Milne is careful to construct his core argument without reference to ‘God’ however. Having made a general introduction to his theme he sets out his stall with four propositions:

1. mind or consciousness is already connected with everything
2. all things are in communion with each other
3. all things disclose their nature as an act of being
4. man is called to bear witness to the truth of things.

Milne uses the term ‘thing’ or ‘things’ in a way that the older term ‘creature’ might have been used, i.e. that which is part of creation, a term designed to remind one of the Creator. In Taoism, it is the ‘thousand and one things’, in other discourse it would be the ‘manifest’. Hence it includes both so-called inanimate objects such as rocks and computers, as well as animals and humans, and potentially, disembodied beings (though Milne does not deal with the latter).

Given Milne’s lineage of thought however, his contribution to it and its possible siting within a world in thrall to science, is of the highest significance. It is at the same time an intense personal vision expressed in a compressed though rhapsodical diction, a flow of thought that must have its roots not just in erudition and a profound learning, but also in profound personal experience. For example, it is joyously put, that ‘the human act of knowing has meaning for the things known’ (Milne’s italics). It is also radical: nothing in a science training could ever hint at this, and neither could Kant possibly have discovered such a truth. For either a philosopher or a scientist to now understand that their act of knowing fructifies not just themselves and the library shelves, but the thing under observation, would be a revelation. Or would it be an anachronism?

This is the real question that such a book poses. It eschews conventional theology, so it won’t engage with that considerable constituency. It eschews the New Age by resolutely denying their beloved ‘physics-proves-mysticism’ thesis. It eschews the Romantic because it gives no fuel to self-absorption, not, unless, one understands ‘self’ to be coterminous with the cosmos. Instead Milne draws on a wisdom of the past, but the recent trajectory of our entire collective experience has been to conceive of self as separate. How could the stars or a nematode worm or a flint find meaning in the human act of knowing them?

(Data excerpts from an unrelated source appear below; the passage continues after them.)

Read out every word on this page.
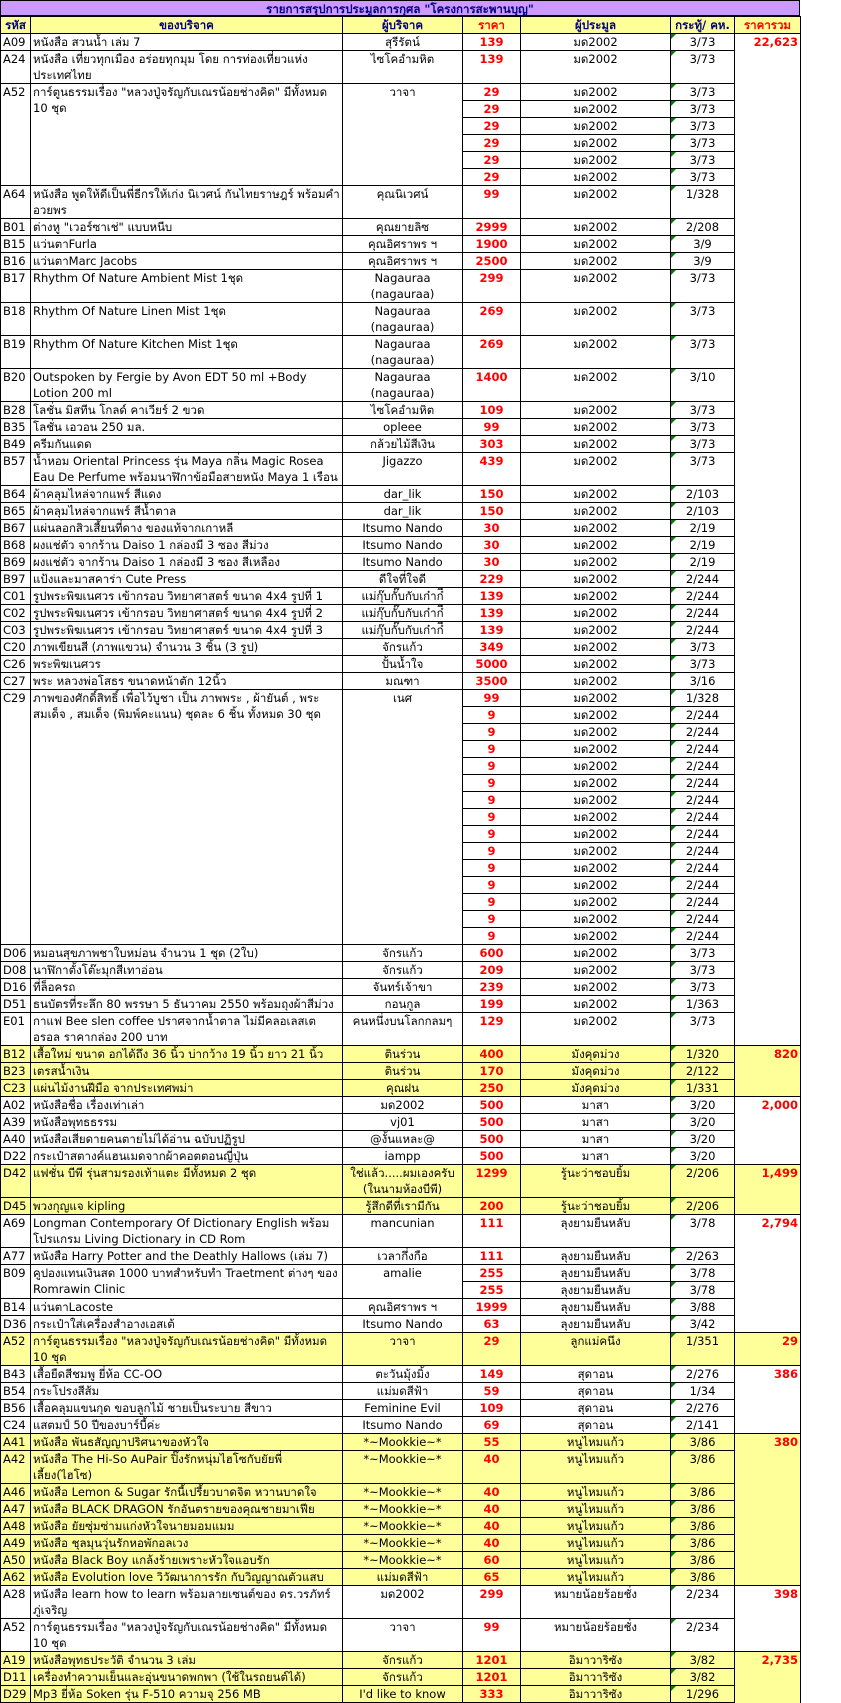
รายการสรุปการประมูลการกุศล "โครงการสะพานบุญ"
รหัส	ของบริจาค	ผู้บริจาค	ราคา	ผู้ประมูล	กระทู้/ คห.	ราคารวม
A09	หนังสือ สวนน้ำ เล่ม 7	สุรีรัตน์	139	มด2002	3/73	22,623
A24	หนังสือ เที่ยวทุกเมือง อร่อยทุกมุม โดย การท่องเที่ยวแห่งประเทศไทย	ไซโคอำมหิต	139	มด2002	3/73	
A52	การ์ตูนธรรมเรื่อง "หลวงปู่จรัญกับเณรน้อยช่างคิด" มีทั้งหมด 10 ชุด	วาจา	29	มด2002	3/73	
			29	มด2002	3/73	
			29	มด2002	3/73	
			29	มด2002	3/73	
			29	มด2002	3/73	
			29	มด2002	3/73	
A64	หนังสือ พูดให้ดีเป็นพี่ธีกรให้เก่ง นิเวศน์ กันไทยราษฎร์ พร้อมคำอวยพร	คุณนิเวศน์	99	มด2002	1/328	
B01	ต่างหู "เวอร์ซาเช่" แบบหนีบ	คุณยายลิซ	2999	มด2002	2/208	
B15	แว่นตาFurla	คุณอิศราพร ฯ	1900	มด2002	3/9	
B16	แว่นตาMarc Jacobs	คุณอิศราพร ฯ	2500	มด2002	3/9	
B17	Rhythm Of Nature Ambient Mist 1ชุด	Nagauraa (nagauraa)	299	มด2002	3/73	
B18	Rhythm Of Nature Linen Mist 1ชุด	Nagauraa (nagauraa)	269	มด2002	3/73	
B19	Rhythm Of Nature Kitchen Mist 1ชุด	Nagauraa (nagauraa)	269	มด2002	3/73	
B20	Outspoken by Fergie by Avon EDT 50 ml +Body Lotion 200 ml	Nagauraa (nagauraa)	1400	มด2002	3/10	
B28	โลชั่น มิสทีน โกลด์ คาเวียร์ 2 ขวด	ไซโคอำมหิต	109	มด2002	3/73	
B35	โลชั่น เอวอน 250 มล.	opleee	99	มด2002	3/73	
B49	ครีมกันแดด	กล้วยไม้สีเงิน	303	มด2002	3/73	
B57	น้ำหอม Oriental Princess รุ่น Maya กลิ่น Magic Rosea Eau De Perfume พร้อมนาฬิกาข้อมือสายหนัง Maya 1 เรือน	Jigazzo	439	มด2002	3/73	
B64	ผ้าคลุมไหล่จากแพร์ สีแดง	dar_lik	150	มด2002	2/103	
B65	ผ้าคลุมไหล่จากแพร์ สีน้ำตาล	dar_lik	150	มด2002	2/103	
B67	แผ่นลอกสิวเสี้ยนที่ดาง ของแท้จากเกาหลี	Itsumo Nando	30	มด2002	2/19	
B68	ผงแช่ตัว จากร้าน Daiso 1 กล่องมี 3 ซอง สีม่วง	Itsumo Nando	30	มด2002	2/19	
B69	ผงแช่ตัว จากร้าน Daiso 1 กล่องมี 3 ซอง สีเหลือง	Itsumo Nando	30	มด2002	2/19	
B97	แป้งและมาสคาร่า Cute Press	ดีใจที่ใจดี	229	มด2002	2/244	
C01	รูปพระพิฆเนศวร เข้ากรอบ วิทยาศาสตร์ ขนาด 4x4 รูปที่ 1	แม่กุ๊บกั๊บกับเก๋าก๋ี้	139	มด2002	2/244	
C02	รูปพระพิฆเนศวร เข้ากรอบ วิทยาศาสตร์ ขนาด 4x4 รูปที่ 2	แม่กุ๊บกั๊บกับเก๋าก๋ี้	139	มด2002	2/244	
C03	รูปพระพิฆเนศวร เข้ากรอบ วิทยาศาสตร์ ขนาด 4x4 รูปที่ 3	แม่กุ๊บกั๊บกับเก๋าก๋ี้	139	มด2002	2/244	
C20	ภาพเขียนสี (ภาพแขวน) จำนวน 3 ชิ้น (3 รูป)	จักรแก้ว	349	มด2002	3/73	
C26	พระพิฆเนศวร	ปั้นน้ำใจ	5000	มด2002	3/73	
C27	พระ หลวงพ่อโสธร ขนาดหน้าตัก 12นิ้ว	มณฑา	3500	มด2002	3/16	
C29	ภาพของศักดิ์สิทธิ์ เพื่อไว้บูชา เป็น ภาพพระ , ผ้ายันต์ , พระสมเด็จ , สมเด็จ (พิมพ์คะแนน) ชุดละ 6 ชิ้น ทั้งหมด 30 ชุด	เนศ	99	มด2002	1/328	
			9	มด2002	2/244	
			9	มด2002	2/244	
			9	มด2002	2/244	
			9	มด2002	2/244	
			9	มด2002	2/244	
			9	มด2002	2/244	
			9	มด2002	2/244	
			9	มด2002	2/244	
			9	มด2002	2/244	
			9	มด2002	2/244	
			9	มด2002	2/244	
			9	มด2002	2/244	
			9	มด2002	2/244	
			9	มด2002	2/244	
D06	หมอนสุขภาพชาใบหม่อน จำนวน 1 ชุด (2ใบ)	จักรแก้ว	600	มด2002	3/73	
D08	นาฬิกาตั้งโต๊ะมุกสีเทาอ่อน	จักรแก้ว	209	มด2002	3/73	
D16	ที่ล็อครถ	จันทร์เจ้าขา	239	มด2002	3/73	
D51	ธนบัตรที่ระลึก 80 พรรษา 5 ธันวาคม 2550 พร้อมถุงผ้าสีม่วง	กอนกูล	199	มด2002	1/363	
E01	กาแฟ Bee slen coffee ปราศจากน้ำตาล ไม่มีคลอเลสเตอรอล ราคากล่อง 200 บาท	คนหนึ่งบนโลกกลมๆ	129	มด2002	3/73	
B12	เสื้อใหม่ ขนาด อกได้ถึง 36 นิ้ว บ่ากว้าง 19 นิ้ว ยาว 21 นิ้ว	ตินร่วน	400	มังคุดม่วง	1/320	820
B23	เตรสน้ำเงิน	ตินร่วน	170	มังคุดม่วง	2/122	
C23	แผ่นไม้งานฝีมือ จากประเทศพม่า	คุณฝน	250	มังคุดม่วง	1/331	
A02	หนังสือชื่อ เรื่องเท่าเล่า	มด2002	500	มาสา	3/20	2,000
A39	หนังสือพุทธธรรม	vj01	500	มาสา	3/20	
A40	หนังสือเสียดายคนตายไม่ได้อ่าน ฉบับปฏิรูป	@งั้นแหละ@	500	มาสา	3/20	
D22	กระเป๋าสตางค์แฮนเมดจากผ้าคอตตอนญี่ปุ่น	iampp	500	มาสา	3/20	
D42	แฟชั่น บีพี รุ่นสามรองเท้าแตะ มีทั้งหมด 2 ชุด	ใช่แล้ว.....ผมเองครับ (ในนามห้องบีพี)	1299	รู้นะว่าชอบยิ้ม	2/206	1,499
D45	พวงกุญแจ kipling	รู้สึกดีที่เรามีกัน	200	รู้นะว่าชอบยิ้ม	2/206	
A69	Longman Contemporary Of Dictionary English พร้อมโปรแกรม Living Dictionary in CD Rom	mancunian	111	ลุงยามยืนหลับ	3/78	2,794
A77	หนังสือ Harry Potter and the Deathly Hallows (เล่ม 7)	เวลากึ่งกือ	111	ลุงยามยืนหลับ	2/263	
B09	คูปองแทนเงินสด 1000 บาทสำหรับทำ Traetment ต่างๆ ของ Romrawin Clinic	amalie	255	ลุงยามยืนหลับ	3/78	
			255	ลุงยามยืนหลับ	3/78	
B14	แว่นตาLacoste	คุณอิศราพร ฯ	1999	ลุงยามยืนหลับ	3/88	
D36	กระเป๋าใส่เครื่องสำอางเอสเต้	Itsumo Nando	63	ลุงยามยืนหลับ	3/42	
A52	การ์ตูนธรรมเรื่อง "หลวงปู่จรัญกับเณรน้อยช่างคิด" มีทั้งหมด 10 ชุด	วาจา	29	ลูกแม่คนึง	1/351	29
B43	เสื้อยืดสีชมพู ยี่ห้อ CC-OO	ตะวันมุ้งมิ้ง	149	สุดาอน	2/276	386
B54	กระโปรงสีส้ม	แม่มดสีฟ้า	59	สุดาอน	1/34	
B56	เสื้อคลุมแขนกุด ขอบลูกไม้ ชายเป็นระบาย สีขาว	Feminine Evil	109	สุดาอน	2/276	
C24	แสตมป์ 50 ปีของบาร์บี้ค่ะ	Itsumo Nando	69	สุดาอน	2/141	
A41	หนังสือ พันธสัญญาปริศนาของหัวใจ	*~Mookkie~*	55	หนูไหมแก้ว	3/86	380
A42	หนังสือ The Hi-So AuPair ปิ๊งรักหนุ่มไฮโซกับยัยพี่เลี้ยง(ไฮโซ)	*~Mookkie~*	40	หนูไหมแก้ว	3/86	
A46	หนังสือ Lemon & Sugar รักนี้เปรี้ยวบาดจิต หวานบาดใจ	*~Mookkie~*	40	หนูไหมแก้ว	3/86	
A47	หนังสือ BLACK DRAGON รักอันตรายของคุณชายมาเฟีย	*~Mookkie~*	40	หนูไหมแก้ว	3/86	
A48	หนังสือ ยัยซุ่มซ่ามแก่งหัวใจนายมอมแมม	*~Mookkie~*	40	หนูไหมแก้ว	3/86	
A49	หนังสือ ชุลมุนวุ่นรักหอพักอลเวง	*~Mookkie~*	40	หนูไหมแก้ว	3/86	
A50	หนังสือ Black Boy แกล้งร้ายเพราะหัวใจแอบรัก	*~Mookkie~*	60	หนูไหมแก้ว	3/86	
A62	หนังสือ Evolution love วิวัฒนาการรัก กับวิญญาณตัวแสบ	แม่มดสีฟ้า	65	หนูไหมแก้ว	3/86	
A28	หนังสือ learn how to learn พร้อมลายเซนต์ของ ดร.วรภัทร์ ภู่เจริญ	มด2002	299	หมายน้อยร้อยชั่ง	2/234	398
A52	การ์ตูนธรรมเรื่อง "หลวงปู่จรัญกับเณรน้อยช่างคิด" มีทั้งหมด 10 ชุด	วาจา	99	หมายน้อยร้อยชั่ง	2/234	
A19	หนังสือพุทธประวัติ จำนวน 3 เล่ม	จักรแก้ว	1201	อิมาวาริซัง	3/82	2,735
D11	เครื่องทำความเย็นและอุ่นขนาดพกพา (ใช้ในรถยนต์ได้)	จักรแก้ว	1201	อิมาวาริซัง	3/82	
D29	Mp3 ยี่ห้อ Soken รุ่น F-510 ความจุ 256 MB	I'd like to know	333	อิมาวาริซัง	1/296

This assumes, as Milne says that ‘all things are in communion with each other’.

Milne asks us to accept that there are eternal truths, from which perspective thinkers from the 5th century BC or 18th century AD should not be alien to us in the 21st century. The question he is acutely aware of is how these truths uncovered by such thinkers might express themselves in the contemporary context. Let us return to what he calls the reciprocity between ‘knowing’ and ‘being known’, a notion he concedes is foreign to contemporary epistemology. The act of knowing for Milne is not conceived of as the disinterested and aloof gaze down a microscope at animalcules, for example. It is a ‘bearing witness to the truth of things’, and, if we re-read the Enlightenment thinkers and scientists (including Leeuwenhoek) we find in them a passion that is properly illuminated by Milne’s insight. He says ‘… every human endeavour confers something upon the cosmos. This is a property of every acknowledging, of every naming, and the very essence of the moral action.’ Hence not only staring down a microscope at the cutting edge of human knowledge, but every human action, if moral, ‘confers’ something to the universe.

It would be pointless to attempt a further detailed account of Milne’s exposition: it is densely written – though based on his lectures – and simply beautiful. It surprises at every turn, even if one is familiar with the tradition out of which he writes: his turn of phrase and clarity of image stays in the mind. This is a spiritual masterpiece.